でも連載を意識するなら、多少の繋がりはあったほうがいい』
◆おまけ4「虐殺ばにー」
「そしてこれが、あまり着る機会がない衣装です」
あおいはそっぽ向いた。
「あら、見ないんですか?」
「見ないっ」
「このウサミミとウサしっぽ、自信作なんですが……」
ヒコヒコ。
フリフリ。
動かしてみても、あおいは見ようともしない。
「なら、これなら……っと」
「……どうしたの?」
「小さなウサギの人形を胸の谷間に」
「言わなくていい、言わなくていいから!」
頑固に見ないようにしているものの、すごく気になっていた
実は、すごくレアな光景かもしれない。ごくごく身近な人がバニーガール(しかも巨乳)で、しかも胸にウサギの人形を埋めている、そんな光景。
新しい世界に入門できるかもしれない。
「…………」
チラッ。
「…………」
同じ女性とは思えなかった。
「あおいさん?」
「……私のメイド姿、似合ってたよね?」
「え、ええ、はい。そりゃあ、もう」
『男性視点の官能小説は多々あるので、女性視点で書くようにしよう。
三人称だけど、女性寄りの地の文にしてみよう。いつものように、時々一人称を織り交ぜるようにして
①倦怠期に悩む女性
②性欲処理のアンドロイド
③みひろさんの体験談
追記:女性の魅力は胸だけじゃない』
◆おまけ5「ボーカロイド2人」
「どうも私がコスプレをすると、あおいさんの反応が悪くなるようです。なので2人でしましょうか」
「ん、んー……セーラー服? にしてはハーフパンツだし……それに、何で金髪のウィッグ?」
「元ネタが金髪なんですよ。私なんてピンクですよ?」
たしかにピンクのウィッグは痛々しかった。しかし中世のイメージがある衣装やアクセサリー、露出度低めのスリット。スタイルの良さも手伝って、どうしても艶めかしく見える。
それに引き換え……
「私はセーラー服……はぁ、学生のころを思い出すなぁ」
「いえいえ、それは単なるセーラー服ではありません。
ハーフパンツに長めのネクタイ。後ろに小さく束ねた髪。
私は、その格好をしたかったのですが、そのキャラクターはあおいさんのような人にしかできないんです」
「どこかけなされているような気がするけど……ありがとっ。ところで、これ何のキャラクター?」
「それはですね、鏡音レンというキャラクターです」
『①はマンガやドラマにありがちな展開にしよう。多くの人は可もなく不可もなくな印象のはず。食傷気味かもしれないけど。
②はややSFチックだから人を選びそうな気がする。でも人格を自由に書き換える(しかも主人には逆らえない)というのは良い設定のような気がする。
③は……まあ、直接聞こう』
◆あおいのメモ
『せっかくネタ集めをしているんだから、集めたネタをすべて使いたい。』
『案1の場合、シチュエーションの変化や衣装は楽にできるけれど、性格をコロコロ変えることができない。

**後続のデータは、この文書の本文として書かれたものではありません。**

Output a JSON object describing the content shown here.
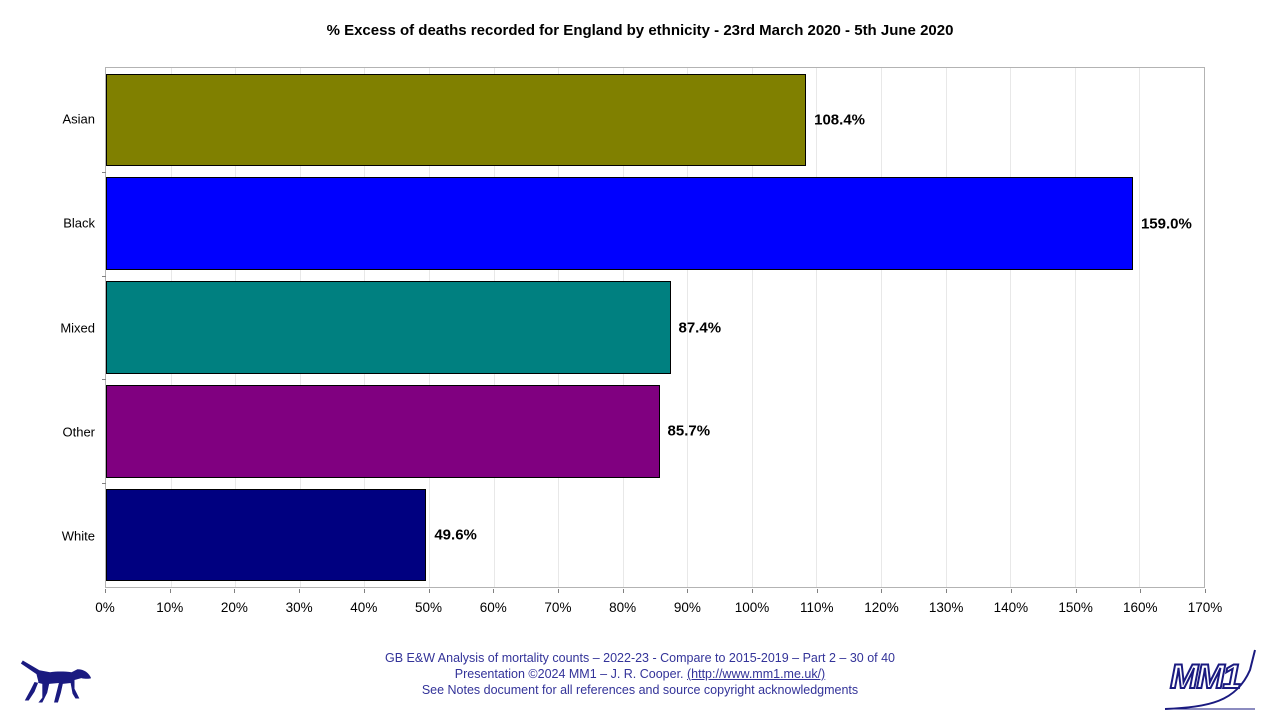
{
  "title": "% Excess of deaths recorded for England by ethnicity - 23rd March 2020 - 5th June 2020",
  "chart_data": {
    "type": "bar",
    "orientation": "horizontal",
    "title": "% Excess of deaths recorded for England by ethnicity - 23rd March 2020 - 5th June 2020",
    "categories": [
      "Asian",
      "Black",
      "Mixed",
      "Other",
      "White"
    ],
    "values": [
      108.4,
      159.0,
      87.4,
      85.7,
      49.6
    ],
    "value_labels": [
      "108.4%",
      "159.0%",
      "87.4%",
      "85.7%",
      "49.6%"
    ],
    "bar_colors": [
      "#808000",
      "#0000FF",
      "#008080",
      "#800080",
      "#000080"
    ],
    "bar_border_color": "#000000",
    "xlabel": "",
    "ylabel": "",
    "xlim": [
      0,
      170
    ],
    "x_tick_step": 10,
    "x_tick_values": [
      0,
      10,
      20,
      30,
      40,
      50,
      60,
      70,
      80,
      90,
      100,
      110,
      120,
      130,
      140,
      150,
      160,
      170
    ],
    "x_tick_labels": [
      "0%",
      "10%",
      "20%",
      "30%",
      "40%",
      "50%",
      "60%",
      "70%",
      "80%",
      "90%",
      "100%",
      "110%",
      "120%",
      "130%",
      "140%",
      "150%",
      "160%",
      "170%"
    ],
    "grid": "vertical",
    "gridline_color": "#e8e8e8",
    "legend": "none"
  },
  "footer": {
    "line1": "GB E&W Analysis of mortality counts – 2022-23 - Compare to 2015-2019 – Part 2 – 30 of 40",
    "line2_prefix": "Presentation ©2024 MM1 – J. R. Cooper. ",
    "line2_link": "(http://www.mm1.me.uk/)",
    "line3": "See Notes document for all references and source copyright acknowledgments",
    "text_color": "#333399"
  },
  "logos": {
    "dog": "dog-silhouette-logo",
    "mm1": "mm1-logo",
    "logo_color": "#1a1a80"
  }
}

でも現代なら書きやすいし、幅広い読者層を期待できると思われる。』
『案2の場合、女性をアンドロイド、男性は生身の人間として、性癖や性格などはインストールするようにすれば何だってできるようになる。
ただ、どうしてもSFチックになるので読者が限られてくるかもしれない』
『私の作品の読者層は幅広い。どちらかと言えば若い層が多いけれど、本当に、少しだけ。
読者層で選ぶというのは難しい。案1で手堅くいくか、案2で一部には深く、その他は新しい読者層の開拓とするか』
『案3は……まあ、ないかな』
『とりあえず、それぞれプロットを書いてみひろさんに相談しよう。